DREAM Act Protest at Senator Dianne Feinstein's Office Will Likely Lead to Arrests [Updated]
Senator Dianne Feinstein is the co-sponsor of the DREAM Act, yet today she is the target of a protest about it outside her Westwood office. It's the same group that shut down Wilshire Boulevard last week and this morning they held a press conference as four students began a sit-in inside the lobby.
The act would basically enable children under the age of 16 brought by their parents to the U.S. illegally to gain citizenship by completing high school and then doing college or military service for two years. Many believe it's necessary since the children were forced to cross the border.
The four sit-in protestors plan on being arrested if their demands -- bring the DREAM Act to the Senate floor now -- are not met [Update: Arrests were made around 1:15 p.m.]. "She's the chair of the Judiciary Committee and the bill is in that committee right now," explained one of the organizers, who wished to remain anonymous because of their job [Update: Feinstein is actually the chair of the Intelligence Committee, but is a member of the Judiciary Committee] . "We're calling on her to move that bill out of that committee and onto the floor as a stand alone bill."

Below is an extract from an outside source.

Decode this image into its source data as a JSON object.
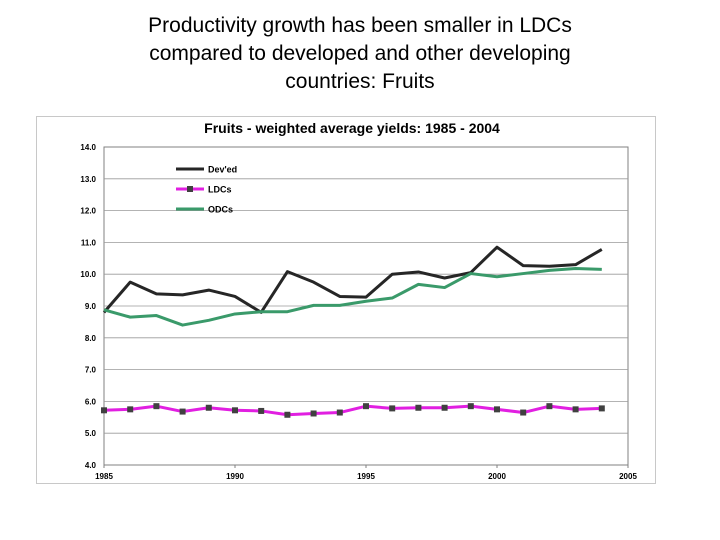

At this point, there are no plans to do that, explained a spokesperson for Feinstein, who introduced the DREAM Act in 2003. "It doesn't make a lot of sense to protest against someone who has been there, working on this issue since the beginning," said Gil Duran from his Washington D.C. office.
Feinstein is also a supporter of comprehensive immigration and protestors today are worried that by folding the DREAM Act into that, it will further delay the bill into reality. "We believe our community needs a victory and that victory should be the DREAM Act moving forward in 2010," said the organizer.
Others believe there are still not enough votes and that holding off is the best strategy.
The LAPD was notified of the protest shortly before 11:15 a.m. "We're there to just keep the peace and see what happens," said Officer Rosario Herrera, who said there had been no arrests as of noon.
For the record: An earlier version of this story incorrectly said to gain citizenship, students would have to complete two years of high school, college or military service. They basically would have to complete high school and then go for a college degree or join the military.